Place: London
Time: 6:00 PM
I walked into a coffee shop in Leicester Square.
I wanted to get some work done and my apartment had started to feel more like a prison cell than a home.
I wanted to be somewhere quiet enough to work but with enough distractions to not get bored.
I stood in line waiting to order when I saw her.
She was with two friends, one guy, one girl.
She didn’t notice me but I couldn’t stop noticing her.
She had olive skin, average height, short hair with soft curls.
At this point I had gotten my coffee and was now just idly staring like sociopath.
I knew that if I did not talk to her now I would rationalize a reason not to.
I put my coffee down on a table close to me so she wouldn’t see that my hands shaking.
Took a deep breath and marched over to her. I was hoping that my confident stride would mask my anxiety.
I said something like “Hey! Couldn’t help but notice you get pretty animated when you talk”
She gave me a big smile. Her guy friend gave me skowl.
From there we talked for thirty minutes as if her friends weren’t there.
I found out she was half Indian/half Italian.
She studied economics but wanted to do something more meaningful than working for a bank.
We had playful banter, talked about philosophy and had started making plans together for the weekend when her guy friend reminded her that they had to go see a play that was starting soon.
She pulled out her phone and told me to find myself on FB so she could add me. I did exactly what she said, added myself, and hugged her goodbye.
The last thing she said to me was “Cannot wait to see you again”
I was ecstatic.
If I knew how to dance, I would have moonwalked across the coffee shop.
I knew I wasn’t about to get any work done.
My mind was pregnant with possibilities of what could be.
“My Dad met my mom on a tour bus in London. Could it be that I had met my wife in London too?”
I went home. Drunk on the romantic connection. When I finally got back to my apartment. I went to my Facebook to accept her friend request. But it wasn’t there. I refreshed the page.
Nothing.
My best friend Juvian called me Skype. I told him what happened. He started laughing. I didn’t think it was funny.

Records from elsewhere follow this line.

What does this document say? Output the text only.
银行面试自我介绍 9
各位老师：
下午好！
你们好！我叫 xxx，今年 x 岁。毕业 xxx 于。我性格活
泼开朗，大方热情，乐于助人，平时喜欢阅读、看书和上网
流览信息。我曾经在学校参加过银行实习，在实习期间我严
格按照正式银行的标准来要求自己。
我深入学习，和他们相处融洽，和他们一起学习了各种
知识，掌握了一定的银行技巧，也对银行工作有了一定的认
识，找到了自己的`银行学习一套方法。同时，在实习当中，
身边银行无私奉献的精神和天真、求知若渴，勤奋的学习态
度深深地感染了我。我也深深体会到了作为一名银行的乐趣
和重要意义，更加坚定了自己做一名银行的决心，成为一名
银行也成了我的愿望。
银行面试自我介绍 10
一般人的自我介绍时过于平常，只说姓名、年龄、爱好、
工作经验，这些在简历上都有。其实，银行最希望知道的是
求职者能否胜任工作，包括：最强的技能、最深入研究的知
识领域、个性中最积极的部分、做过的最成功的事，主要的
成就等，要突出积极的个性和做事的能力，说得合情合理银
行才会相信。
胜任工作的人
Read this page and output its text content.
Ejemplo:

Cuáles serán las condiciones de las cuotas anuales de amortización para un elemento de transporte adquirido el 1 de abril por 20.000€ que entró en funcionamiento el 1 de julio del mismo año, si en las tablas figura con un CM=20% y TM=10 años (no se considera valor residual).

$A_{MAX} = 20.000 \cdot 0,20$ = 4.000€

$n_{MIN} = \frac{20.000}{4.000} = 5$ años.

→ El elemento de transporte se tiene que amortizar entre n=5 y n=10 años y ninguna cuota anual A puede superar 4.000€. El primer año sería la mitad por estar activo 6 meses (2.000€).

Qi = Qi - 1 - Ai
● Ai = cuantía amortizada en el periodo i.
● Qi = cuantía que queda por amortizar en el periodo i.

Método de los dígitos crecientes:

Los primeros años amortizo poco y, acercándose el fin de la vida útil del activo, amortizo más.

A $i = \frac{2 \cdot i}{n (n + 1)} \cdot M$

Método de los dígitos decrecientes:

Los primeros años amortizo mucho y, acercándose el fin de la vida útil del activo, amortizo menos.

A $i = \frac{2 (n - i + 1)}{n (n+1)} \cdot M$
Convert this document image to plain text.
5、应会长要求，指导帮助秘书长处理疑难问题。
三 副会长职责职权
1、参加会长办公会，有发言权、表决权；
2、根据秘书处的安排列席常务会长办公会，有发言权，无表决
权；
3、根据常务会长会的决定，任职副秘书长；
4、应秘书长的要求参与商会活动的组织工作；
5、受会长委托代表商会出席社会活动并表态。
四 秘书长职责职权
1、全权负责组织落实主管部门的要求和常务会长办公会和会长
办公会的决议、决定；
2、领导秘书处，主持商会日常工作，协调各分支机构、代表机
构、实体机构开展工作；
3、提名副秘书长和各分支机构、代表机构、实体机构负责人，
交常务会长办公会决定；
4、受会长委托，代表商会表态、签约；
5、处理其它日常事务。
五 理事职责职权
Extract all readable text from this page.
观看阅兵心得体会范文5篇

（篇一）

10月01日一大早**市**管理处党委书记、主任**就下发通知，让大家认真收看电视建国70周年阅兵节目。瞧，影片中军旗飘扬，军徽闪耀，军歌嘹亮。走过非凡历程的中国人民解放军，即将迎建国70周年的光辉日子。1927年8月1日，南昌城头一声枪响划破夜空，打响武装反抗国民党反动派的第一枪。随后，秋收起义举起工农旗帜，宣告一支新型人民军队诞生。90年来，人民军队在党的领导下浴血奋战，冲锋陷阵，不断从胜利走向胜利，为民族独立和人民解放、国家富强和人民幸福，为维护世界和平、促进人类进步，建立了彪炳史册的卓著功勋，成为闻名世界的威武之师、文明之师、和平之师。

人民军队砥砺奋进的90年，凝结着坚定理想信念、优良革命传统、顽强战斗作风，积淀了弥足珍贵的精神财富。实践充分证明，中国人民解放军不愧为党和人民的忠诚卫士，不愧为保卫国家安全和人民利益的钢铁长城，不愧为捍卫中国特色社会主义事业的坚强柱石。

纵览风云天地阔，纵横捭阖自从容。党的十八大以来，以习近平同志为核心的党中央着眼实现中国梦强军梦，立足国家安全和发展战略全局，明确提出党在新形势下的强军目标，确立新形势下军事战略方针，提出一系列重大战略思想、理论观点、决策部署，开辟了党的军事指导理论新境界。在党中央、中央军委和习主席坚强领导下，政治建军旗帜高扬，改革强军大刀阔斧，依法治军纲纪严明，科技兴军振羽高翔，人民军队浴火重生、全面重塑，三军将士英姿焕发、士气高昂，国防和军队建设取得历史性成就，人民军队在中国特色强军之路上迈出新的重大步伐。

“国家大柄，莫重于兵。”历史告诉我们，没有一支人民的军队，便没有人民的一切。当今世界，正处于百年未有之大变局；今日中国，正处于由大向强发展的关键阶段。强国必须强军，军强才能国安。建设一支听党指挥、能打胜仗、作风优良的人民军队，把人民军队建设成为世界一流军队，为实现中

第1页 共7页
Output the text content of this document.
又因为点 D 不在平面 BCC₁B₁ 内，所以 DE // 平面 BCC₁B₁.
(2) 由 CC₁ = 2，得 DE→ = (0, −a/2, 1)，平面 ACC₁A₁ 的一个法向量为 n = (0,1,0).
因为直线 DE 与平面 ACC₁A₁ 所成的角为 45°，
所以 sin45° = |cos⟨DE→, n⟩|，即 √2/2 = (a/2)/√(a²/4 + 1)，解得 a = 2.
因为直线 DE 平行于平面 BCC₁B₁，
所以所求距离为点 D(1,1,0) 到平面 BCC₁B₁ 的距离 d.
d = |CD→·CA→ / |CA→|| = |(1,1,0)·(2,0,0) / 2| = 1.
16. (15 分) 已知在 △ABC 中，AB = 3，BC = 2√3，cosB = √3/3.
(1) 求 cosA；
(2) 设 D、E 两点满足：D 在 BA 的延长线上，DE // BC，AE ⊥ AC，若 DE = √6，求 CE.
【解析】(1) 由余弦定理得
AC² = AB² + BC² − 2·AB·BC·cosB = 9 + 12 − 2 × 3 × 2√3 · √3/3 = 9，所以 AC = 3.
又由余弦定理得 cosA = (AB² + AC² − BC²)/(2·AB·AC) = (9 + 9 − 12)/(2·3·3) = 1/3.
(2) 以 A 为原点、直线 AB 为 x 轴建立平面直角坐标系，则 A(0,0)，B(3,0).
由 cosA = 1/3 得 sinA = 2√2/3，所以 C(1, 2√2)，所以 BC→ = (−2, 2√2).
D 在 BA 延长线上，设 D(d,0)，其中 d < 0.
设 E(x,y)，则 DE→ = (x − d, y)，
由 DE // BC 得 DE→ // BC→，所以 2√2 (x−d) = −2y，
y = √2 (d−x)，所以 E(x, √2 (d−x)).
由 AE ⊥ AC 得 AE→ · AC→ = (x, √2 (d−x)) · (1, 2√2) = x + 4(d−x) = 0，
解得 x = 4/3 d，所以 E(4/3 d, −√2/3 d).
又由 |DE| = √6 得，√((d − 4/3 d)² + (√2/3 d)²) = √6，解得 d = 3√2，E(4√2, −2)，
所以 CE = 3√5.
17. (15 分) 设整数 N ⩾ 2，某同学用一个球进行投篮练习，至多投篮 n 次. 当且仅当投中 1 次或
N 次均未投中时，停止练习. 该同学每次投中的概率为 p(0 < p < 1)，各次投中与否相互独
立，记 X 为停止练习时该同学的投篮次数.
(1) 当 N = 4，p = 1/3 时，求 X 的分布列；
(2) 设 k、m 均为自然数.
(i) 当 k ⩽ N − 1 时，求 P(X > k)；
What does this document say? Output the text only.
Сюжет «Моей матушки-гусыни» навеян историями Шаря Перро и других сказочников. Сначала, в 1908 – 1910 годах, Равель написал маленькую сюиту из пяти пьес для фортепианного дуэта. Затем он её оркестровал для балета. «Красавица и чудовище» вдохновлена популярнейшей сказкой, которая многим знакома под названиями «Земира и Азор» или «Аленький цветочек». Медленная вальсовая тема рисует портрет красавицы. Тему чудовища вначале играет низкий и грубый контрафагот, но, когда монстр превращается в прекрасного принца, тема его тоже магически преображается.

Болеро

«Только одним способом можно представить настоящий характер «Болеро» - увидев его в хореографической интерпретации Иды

“You don’t get it, we had a connection!”
He paused for a second, then asked
“Would you feel this way if you had the same conversation with a guy?”
“What! Of course not!”
“What about if she was like way less attractive?”
“No…”
“So it sounds like you just had a good conversation with a pretty person”
In that moment I realized what he was getting at. Have you ever met someone of the same sex (or opposite sex for gay readers) who was really cool? Him/Her was into all the same stuff as you, you both had similar life philosophies, and the same sense of humor? Do you call that having a connection?
No, you simply think “That guy is pretty cool, I might hang out with him sometime.”
Hollywood hasn’t sold you on a story that there is only one guy friend in the world for you.
Love is one domain that life does not imitate art.
A connection isn’t something that can be forged in an hour or a couple days. It takes a myriad of experiences together, vulnerability, and yearning to understand each other.
Connections are something you build with a person. It’s not something that can be had without effort. It’s not something you force; it’s something you let happen and nurture as the relationship matures.
The whole Hollywood concept of connection is superficial. The idea that you can know you have a connection with someone from your first meeting with them is ridiculous.
You can only tell if you have a connection with someone in retrospect.
Just remember,
Your feelings aren’t evidence of destiny.
And sometimes a good conversation, is just a good conversation.